Thursday, July 14, 2011

Shale Gas Shortage

I am surprised not to see more pick up on the earlier report on industry e-mails gathered through the Freedom of Information Act.  It has a lot of affinities with our earlier post.


I have been busy with my book reports, so I am going to have to cut short the commentary here.


I am not actually opposed to shale gas extraction.  I am just suspicious as the panacea to all our future problems.  To be honest, I suspect that in a few years we are going to be desperately looking to get our hands on every bit of fossil fuel we can: no point in kidding ourselves about that.

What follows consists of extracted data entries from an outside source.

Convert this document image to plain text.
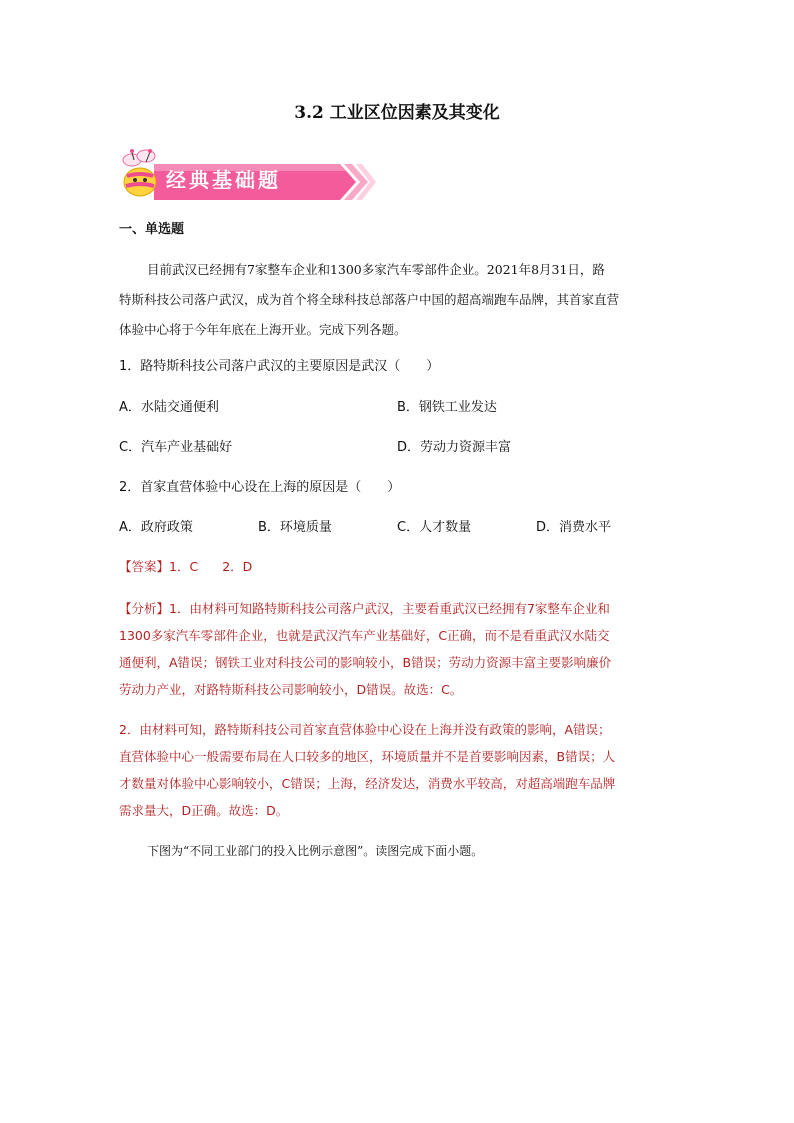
3.2 工业区位因素及其变化
经典基础题
一、单选题
目前武汉已经拥有7家整车企业和1300多家汽车零部件企业。2021年8月31日，路
特斯科技公司落户武汉，成为首个将全球科技总部落户中国的超高端跑车品牌，其首家直营
体验中心将于今年年底在上海开业。完成下列各题。
1．路特斯科技公司落户武汉的主要原因是武汉（　　）
A．水陆交通便利	B．钢铁工业发达
C．汽车产业基础好	D．劳动力资源丰富
2．首家直营体验中心设在上海的原因是（　　）
A．政府政策	B．环境质量	C．人才数量	D．消费水平
【答案】1．C 2．D
【分析】1．由材料可知路特斯科技公司落户武汉，主要看重武汉已经拥有7家整车企业和
1300多家汽车零部件企业，也就是武汉汽车产业基础好，C正确，而不是看重武汉水陆交
通便利，A错误；钢铁工业对科技公司的影响较小，B错误；劳动力资源丰富主要影响廉价
劳动力产业，对路特斯科技公司影响较小，D错误。故选：C。
2．由材料可知，路特斯科技公司首家直营体验中心设在上海并没有政策的影响，A错误；
直营体验中心一般需要布局在人口较多的地区，环境质量并不是首要影响因素，B错误；人
才数量对体验中心影响较小，C错误；上海，经济发达，消费水平较高，对超高端跑车品牌
需求量大，D正确。故选：D。
下图为“不同工业部门的投入比例示意图”。读图完成下面小题。
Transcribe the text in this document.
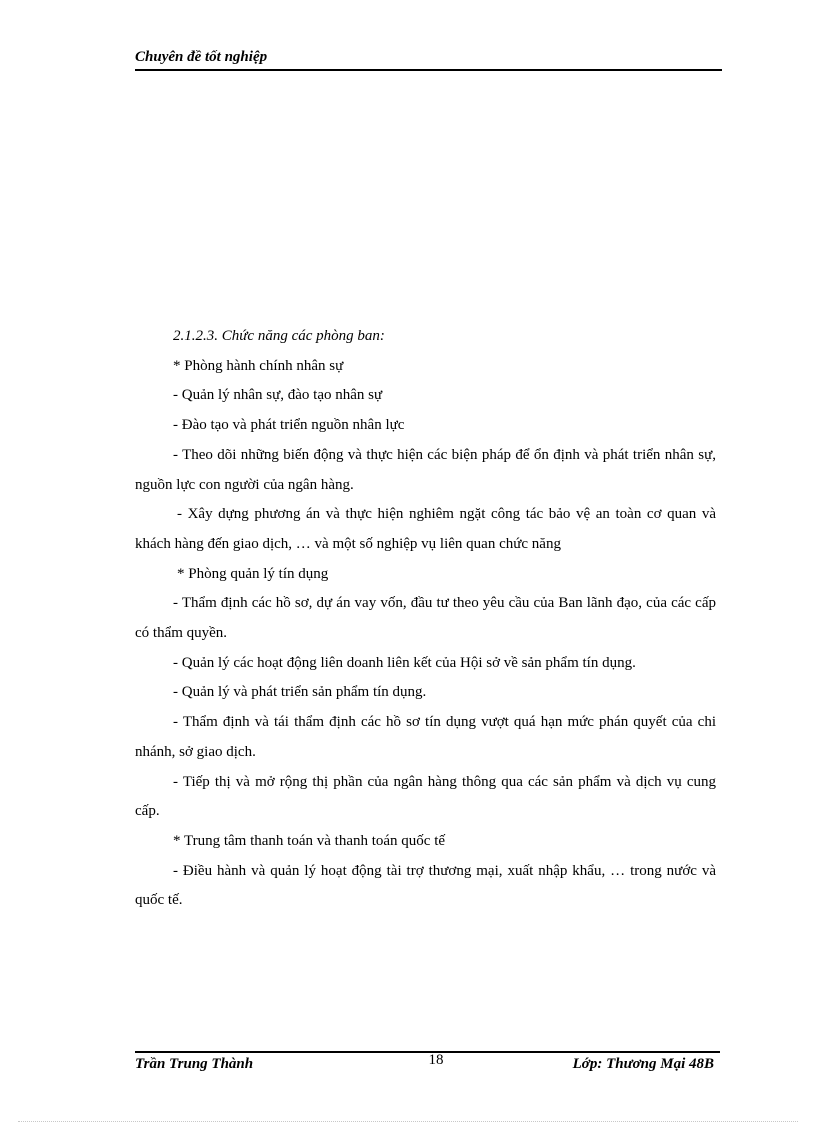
Chuyên đề tốt nghiệp

2.1.2.3. Chức năng các phòng ban:

* Phòng hành chính nhân sự

- Quản lý nhân sự, đào tạo nhân sự

- Đào tạo và phát triển nguồn nhân lực

- Theo dõi những biến động và thực hiện các biện pháp để ổn định và phát triển nhân sự, nguồn lực con người của ngân hàng.

- Xây dựng phương án và thực hiện nghiêm ngặt công tác bảo vệ an toàn cơ quan và khách hàng đến giao dịch, … và một số nghiệp vụ liên quan chức năng

* Phòng quản lý tín dụng

- Thẩm định các hồ sơ, dự án vay vốn, đầu tư theo yêu cầu của Ban lãnh đạo, của các cấp có thẩm quyền.

- Quản lý các hoạt động liên doanh liên kết của Hội sở về sản phẩm tín dụng.

- Quản lý và phát triển sản phẩm tín dụng.

- Thẩm định và tái thẩm định các hồ sơ tín dụng vượt quá hạn mức phán quyết của chi nhánh, sở giao dịch.

- Tiếp thị và mở rộng thị phần của ngân hàng thông qua các sản phẩm và dịch vụ cung cấp.

* Trung tâm thanh toán và thanh toán quốc tế

- Điều hành và quản lý hoạt động tài trợ thương mại, xuất nhập khẩu, … trong nước và quốc tế.

Trần Trung Thành	18	Lớp: Thương Mại 48B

Kurt Cobb, Scitizen, 15 June 2011


There simply won't be enough gas available for broad new uses such as natural gas-powered vehicles or natural gas-fired baseload capacity for electric utilities. Far from displacing oil, natural gas is likely to continue in its current uses: a fuel for heating buildings and for industrial process heat and a petrochemical feedstock.

Let's imagine for a moment (even though the facts don't support this) that the natural gas optimists are correct, that the
United States has a 100-year supply of natural gas. Even if this were true, it's 100 years at current rates of production.But wait, the natural gas industry is proposing vast new uses of natural gas and expecting normal economic growth. That means that the rate of production must grow rather consistently over time if natural gas is to displace oil and meet all that new demand.

Simple spreadsheet calculations will tell you what you need to know about what happens to such claims under the pressure of a little exponential growth. At 2 percent per year growth (about what oil production grew prior to the plateau that set in in 2005), the 100-year U.S. domestic natural gas supply is exhausted in 56 years. If we assume that production peaks when about 50 percent of the resource is exhausted, this puts the peak within 35 years. Think about it. Even if the optimists are correct, with a production growth rate of just 2 percent per year, the country reaches a peak within 35 years! What will we do after that?

The picture gets acutely worse as the rate of production growth rises. A 3 percent rate implies exhaustion in 47 years and peak in 31 years. A 5 percent growth rates means exhaustion in 37 years and a peak in just 26 years. Now consider that domestic supplies are probably going to be less than claimed, and you'll see why shale gas simply cannot solve our energy problems.

What is preventing the huge ramp-up promised by the natural gas industry? As it turns out, while initial flows from fractured shale gas wells are very high, they usually decline by 65 to 80 percent within the first year. The second year sees another considerable decline. Therefore, flows tend to settle at very low levels. This means that in order to achieve growth in the rate of production, new well completions must expand quickly enough both to make up for these steep decline rates and to meet the need for growth in overall rates of production. The process is akin to trying to climb up a down escalator, one that is going down at a rather fast rate.

The article notes a report (large 93 MB pdf) that was written for the Post Carbon Institute.

2 comments:

Anne said...

So we'll have hit peak phosphorus roughly in the 2030's.. then not long after that peak natural gas, then peak coal... and meanwhile hydrofracking will seriously screw with underground water reservoirs ( as well as current leaching from industry already messing with it)... population explosion isn't expected to slow down until after 2100.. We are the generation that lives on the cusp.

They like saying 100 years.. because most people hear that and it gives them the ability to say "screw it.. running out will be my grandkid's problem".

Global Easter Island syndrome..

russell1200 said...

The somewhat optomistic trendlines that I have seen, put peak population around 10.5 billion people circa 2050, a plateau, and then slow decline. Of course it is all guesswork.

You can also look at Reserve/Production R/P values: how far can we go with known reserves:

http://reflexionesfinales.blogspot.com/2010/12/rp-values.html

A lot of our major inputs have an R/P of under or around 30. Without finding more, we will run completely out (not just peak) in 30 years. Phosphorus by way of comparison is an "optomistic" R/P of 90 years. I think this is why 2050 (sometimes 2030) is looked at very closely by people trying to do the serious guesswork.